Human studies on lymphatic mapping for colon cancers were reviewed. Multiple publications of the same studies, abstracts, and case reports were excluded. Current Contents, MEDLINE, EMBASE, and Cochrane Library databases were investigated.


Lymphatic mapping appears to be readily applicable to colon cancers, identifying lymph nodes most likely to harbor metastases. Identification of sentinel lymph nodes varied from 58% to 100% and carried a false-negative rate of approximately 10% in larger studies, but potentially rose 4% to 25% among patients representing a range from node-negative to node-positive (micrometastases) conditions. The prognostic implication of these micrometastases requires further evaluation. Lymphatic mapping in 6% to 29% of cases identified aberrant lymphatic drainage that altered the extent of the lymphadenectomy.

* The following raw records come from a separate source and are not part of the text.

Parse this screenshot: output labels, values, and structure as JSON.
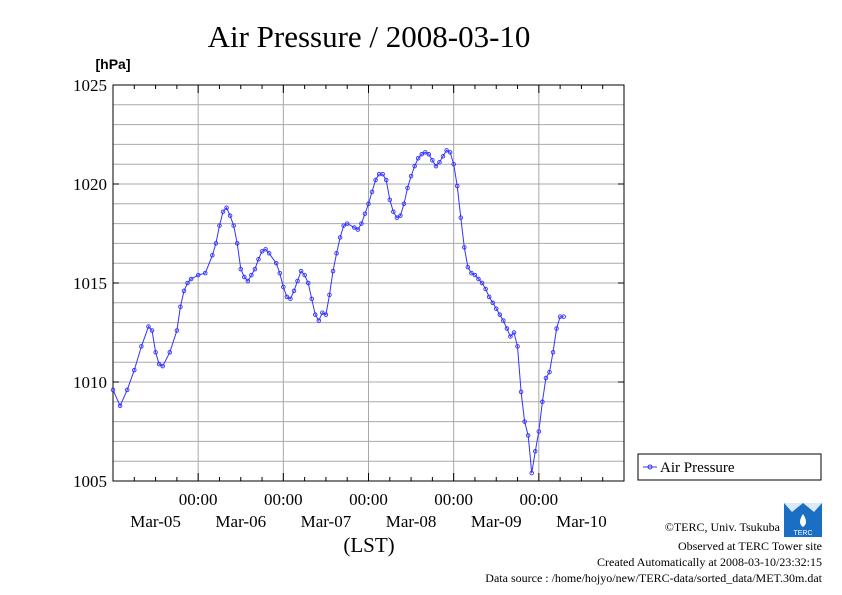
{
  "chart_data": {
    "type": "line",
    "title": "Air Pressure / 2008-03-10",
    "ylabel": "[hPa]",
    "xlabel": "(LST)",
    "ylim": [
      1005,
      1025
    ],
    "yticks": [
      1005,
      1010,
      1015,
      1020,
      1025
    ],
    "xlim": [
      0,
      144
    ],
    "xticks": [
      {
        "x": 24,
        "time": "00:00",
        "date": "Mar-06"
      },
      {
        "x": 48,
        "time": "00:00",
        "date": "Mar-07"
      },
      {
        "x": 72,
        "time": "00:00",
        "date": "Mar-08"
      },
      {
        "x": 96,
        "time": "00:00",
        "date": "Mar-09"
      },
      {
        "x": 120,
        "time": "00:00",
        "date": "Mar-10"
      }
    ],
    "xdate_labels": [
      {
        "x": 12,
        "date": "Mar-05"
      },
      {
        "x": 36,
        "date": "Mar-06"
      },
      {
        "x": 60,
        "date": "Mar-07"
      },
      {
        "x": 84,
        "date": "Mar-08"
      },
      {
        "x": 108,
        "date": "Mar-09"
      },
      {
        "x": 132,
        "date": "Mar-10"
      }
    ],
    "grid": true,
    "legend_position": "right",
    "series": [
      {
        "name": "Air Pressure",
        "color": "#3333ff",
        "points": [
          [
            0,
            1009.6
          ],
          [
            2,
            1008.8
          ],
          [
            4,
            1009.6
          ],
          [
            6,
            1010.6
          ],
          [
            8,
            1011.8
          ],
          [
            10,
            1012.8
          ],
          [
            11,
            1012.6
          ],
          [
            12,
            1011.5
          ],
          [
            13,
            1010.9
          ],
          [
            14,
            1010.8
          ],
          [
            16,
            1011.5
          ],
          [
            18,
            1012.6
          ],
          [
            19,
            1013.8
          ],
          [
            20,
            1014.6
          ],
          [
            21,
            1015.0
          ],
          [
            22,
            1015.2
          ],
          [
            24,
            1015.4
          ],
          [
            26,
            1015.5
          ],
          [
            28,
            1016.4
          ],
          [
            29,
            1017.0
          ],
          [
            30,
            1017.9
          ],
          [
            31,
            1018.6
          ],
          [
            32,
            1018.8
          ],
          [
            33,
            1018.4
          ],
          [
            34,
            1017.9
          ],
          [
            35,
            1017.0
          ],
          [
            36,
            1015.7
          ],
          [
            37,
            1015.3
          ],
          [
            38,
            1015.1
          ],
          [
            39,
            1015.4
          ],
          [
            40,
            1015.7
          ],
          [
            41,
            1016.2
          ],
          [
            42,
            1016.6
          ],
          [
            43,
            1016.7
          ],
          [
            44,
            1016.5
          ],
          [
            46,
            1016.0
          ],
          [
            47,
            1015.5
          ],
          [
            48,
            1014.8
          ],
          [
            49,
            1014.3
          ],
          [
            50,
            1014.2
          ],
          [
            51,
            1014.6
          ],
          [
            52,
            1015.1
          ],
          [
            53,
            1015.6
          ],
          [
            54,
            1015.4
          ],
          [
            55,
            1015.0
          ],
          [
            56,
            1014.2
          ],
          [
            57,
            1013.4
          ],
          [
            58,
            1013.1
          ],
          [
            59,
            1013.5
          ],
          [
            60,
            1013.4
          ],
          [
            61,
            1014.4
          ],
          [
            62,
            1015.6
          ],
          [
            63,
            1016.5
          ],
          [
            64,
            1017.3
          ],
          [
            65,
            1017.9
          ],
          [
            66,
            1018.0
          ],
          [
            68,
            1017.8
          ],
          [
            69,
            1017.7
          ],
          [
            70,
            1018.0
          ],
          [
            71,
            1018.5
          ],
          [
            72,
            1019.0
          ],
          [
            73,
            1019.6
          ],
          [
            74,
            1020.2
          ],
          [
            75,
            1020.5
          ],
          [
            76,
            1020.5
          ],
          [
            77,
            1020.2
          ],
          [
            78,
            1019.2
          ],
          [
            79,
            1018.6
          ],
          [
            80,
            1018.3
          ],
          [
            81,
            1018.4
          ],
          [
            82,
            1019.0
          ],
          [
            83,
            1019.8
          ],
          [
            84,
            1020.4
          ],
          [
            85,
            1020.9
          ],
          [
            86,
            1021.3
          ],
          [
            87,
            1021.5
          ],
          [
            88,
            1021.6
          ],
          [
            89,
            1021.5
          ],
          [
            90,
            1021.2
          ],
          [
            91,
            1020.9
          ],
          [
            92,
            1021.1
          ],
          [
            93,
            1021.4
          ],
          [
            94,
            1021.7
          ],
          [
            95,
            1021.6
          ],
          [
            96,
            1021.0
          ],
          [
            97,
            1019.9
          ],
          [
            98,
            1018.3
          ],
          [
            99,
            1016.8
          ],
          [
            100,
            1015.8
          ],
          [
            101,
            1015.5
          ],
          [
            102,
            1015.4
          ],
          [
            103,
            1015.2
          ],
          [
            104,
            1015.0
          ],
          [
            105,
            1014.7
          ],
          [
            106,
            1014.3
          ],
          [
            107,
            1014.0
          ],
          [
            108,
            1013.7
          ],
          [
            109,
            1013.4
          ],
          [
            110,
            1013.1
          ],
          [
            111,
            1012.7
          ],
          [
            112,
            1012.3
          ],
          [
            113,
            1012.5
          ],
          [
            114,
            1011.8
          ],
          [
            115,
            1009.5
          ],
          [
            116,
            1008.0
          ],
          [
            117,
            1007.3
          ],
          [
            118,
            1005.4
          ],
          [
            119,
            1006.5
          ],
          [
            120,
            1007.5
          ],
          [
            121,
            1009.0
          ],
          [
            122,
            1010.2
          ],
          [
            123,
            1010.5
          ],
          [
            124,
            1011.5
          ],
          [
            125,
            1012.7
          ],
          [
            126,
            1013.3
          ],
          [
            127,
            1013.3
          ]
        ]
      }
    ]
  },
  "credits": {
    "copyright": "©TERC, Univ. Tsukuba",
    "observed": "Observed at TERC Tower site",
    "created": "Created Automatically at 2008-03-10/23:32:15",
    "source": "Data source : /home/hojyo/new/TERC-data/sorted_data/MET.30m.dat",
    "logo_text": "TERC"
  }
}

Further follow-up evaluation to assess the prognostic significance of micrometastases for colon cancers is required before the staging benefits of sentinel node mapping can have therapeutic implications. Lymphatic mapping offers the possibility of improving staging by identifying patients with early disseminated disease who should be considered for adjuvant treatment or included in trials of adjuvant treatment to speed up the breakthrough of more effective adjuvant regimens. Large studies are needed to determine whether the sentinel node concept is as valid for colon cancers as studies so far have shown it is for malignant melanoma and breast cancer.